MIKE MZEE MIGESA v REPUBLIC [2011] KEHC 489 (KLR)
Full Case Text
REPUBLIC OF KENYA
IN THE HIGH COURT OF KENYA
AT NAIROBI
CRIMINAL APPEAL NO. 27 OF 2010
(From the Original Conviction and Sentence in Criminal Case No.232 of 2009 of the Chief Magistrate Court at Kibera)
MIKE MZEE MIGESA………………………..............................……………….. APPELLANT
VERSUS
REPUBLIC……………………………………..........................……………… RESPONDENT
JUDGMENT
The appellant was charged with three offences. In count one he was charged with the offence of store breaking contrary to section 306 (a) and stealing contrary to section 279 (b) of the Penal Code. In count two he was charged with the offence of preparing to commit a felony contrary to section 308 (2) of the Penal Code. And lastly in count three he was charged with an alternative charge of handling stolen goods contrary to section 322 (2) of the Penal Code.
After a full trial he was convicted of counts one and two and sentenced to three years jail on each limb of the first count and two years for the offence of preparation to commit a felony.

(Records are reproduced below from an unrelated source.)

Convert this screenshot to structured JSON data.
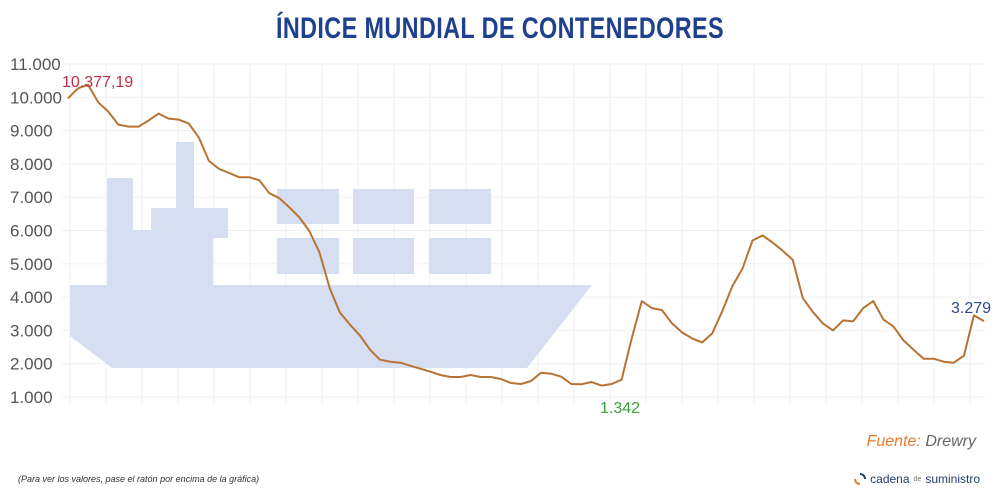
{
  "title": "ÍNDICE MUNDIAL DE CONTENEDORES",
  "source_label": "Fuente:",
  "source_name": "Drewry",
  "hint": "(Para ver los valores, pase el ratón por encima de la gráfica)",
  "brand": {
    "part1": "cadena",
    "part2": "de",
    "part3": "suministro",
    "icon": "circular-arrows-icon"
  },
  "colors": {
    "line": "#b87333",
    "title": "#1f3f8f",
    "max_label": "#c0304a",
    "min_label": "#3aa33a",
    "last_label": "#2a4a8a",
    "ship": "#d6def2"
  },
  "chart_data": {
    "type": "line",
    "title": "ÍNDICE MUNDIAL DE CONTENEDORES",
    "xlabel": "",
    "ylabel": "",
    "ylim": [
      1000,
      11000
    ],
    "yticks": [
      "1.000",
      "2.000",
      "3.000",
      "4.000",
      "5.000",
      "6.000",
      "7.000",
      "8.000",
      "9.000",
      "10.000",
      "11.000"
    ],
    "grid": true,
    "values": [
      9970,
      10270,
      10377,
      9850,
      9570,
      9180,
      9120,
      9120,
      9300,
      9510,
      9360,
      9330,
      9210,
      8790,
      8090,
      7850,
      7730,
      7600,
      7600,
      7510,
      7120,
      6970,
      6690,
      6390,
      5970,
      5330,
      4270,
      3540,
      3180,
      2850,
      2420,
      2120,
      2060,
      2030,
      1940,
      1850,
      1760,
      1660,
      1600,
      1600,
      1660,
      1600,
      1600,
      1540,
      1420,
      1390,
      1480,
      1730,
      1700,
      1610,
      1390,
      1380,
      1450,
      1342,
      1390,
      1520,
      2760,
      3880,
      3670,
      3610,
      3210,
      2940,
      2760,
      2640,
      2910,
      3580,
      4330,
      4850,
      5700,
      5850,
      5640,
      5390,
      5120,
      3970,
      3550,
      3210,
      3000,
      3300,
      3270,
      3670,
      3880,
      3330,
      3120,
      2700,
      2420,
      2150,
      2150,
      2060,
      2030,
      2240,
      3450,
      3279
    ],
    "annotations": {
      "max": {
        "text": "10.377,19",
        "value": 10377.19,
        "index": 2
      },
      "min": {
        "text": "1.342",
        "value": 1342,
        "index": 53
      },
      "last": {
        "text": "3.279",
        "value": 3279,
        "index": 91
      }
    }
  }
}
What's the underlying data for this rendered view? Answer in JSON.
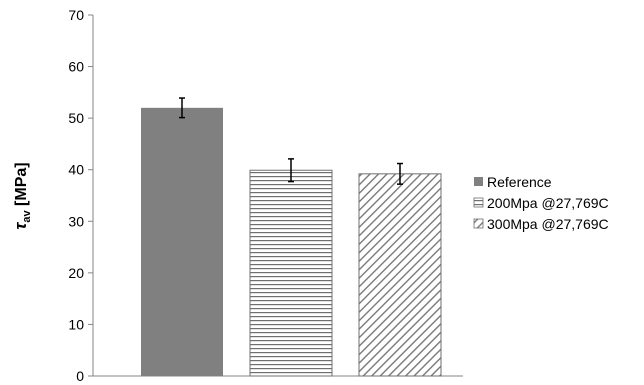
{
  "chart_data": {
    "type": "bar",
    "categories": [
      "",
      "",
      ""
    ],
    "series": [
      {
        "name": "Reference",
        "value": 52.0,
        "error": 1.9,
        "fill": "solid",
        "color": "#808080"
      },
      {
        "name": "200Mpa @27,769C",
        "value": 39.9,
        "error": 2.2,
        "fill": "horizontal-lines",
        "color": "#6f6f6f"
      },
      {
        "name": "300Mpa @27,769C",
        "value": 39.2,
        "error": 2.0,
        "fill": "diagonal-lines",
        "color": "#6f6f6f"
      }
    ],
    "ylabel": {
      "symbol": "τ",
      "subscript": "av",
      "unit": " [MPa]"
    },
    "ylim": [
      0,
      70
    ],
    "yticks": [
      "0",
      "10",
      "20",
      "30",
      "40",
      "50",
      "60",
      "70"
    ],
    "grid": false,
    "legend_position": "right"
  }
}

The sentences were ordered to run consecutively.
Being dissatisfied with the said conviction and sentence he lodged this appeal. He complained that the two charges were not proved beyond reasonable doubt and that no exhibits were recovered in his possession. He also alleged that the court was wrong in addressing the circumstantial evidence against him and that he advanced an alibi defence which was not given any consideration. Finally he submitted that the sentence of 5 years was excessive. The state opposes this appeal. As required of me I have evaluated the evidence with a view to arriving at an independent conclusion.
The evidence was brief and to the point. PW1 received a call from his watchman that the store had been broken into and several items stolen. The matter was reported to Hardy Police Station. A week later the appellant attempted to break into the house of PW1 but was ambushed and arrested. He was caught in the act trying to break into the container belonging to PW1. He was in possession of a clipper which was identified as one stolen a week earlier.
This matter was reported to PW 4. The appellant was found at the compound of PW1 armed with a clipper and bolt cutter which were identified and confirmed as items earlier stolen and which had been recorded in the O.B. at the police station. Against that evidence the defence of the appellant was that he was from home at 5 a.m. going to a construction site and when he got to Hardy he was stopped by people and asked where the things he had were. He was beaten and dragged into a compound.This did not amount to any defence at all and considering the evidence adduced by the prosecution witnesses I am persuaded that the same was consistent and credible. The conviction was therefore well founded.
Section 306 of the Penal Code provides the sentence of 7 years imprisonment while section 279 (2) of the Penal Code provides for 14 years imprisonment. On the other hand Section 308 (2) provides for 5 years imprisonment. With respect, the sentences imposed by the learned trial magistrate were not excessive at all. I have no reason to interfere with the same. Accordingly this appeal is hereby dismissed.
Orders accordingly.
Dated and delivered at Nairobi this 7th day of December 2011.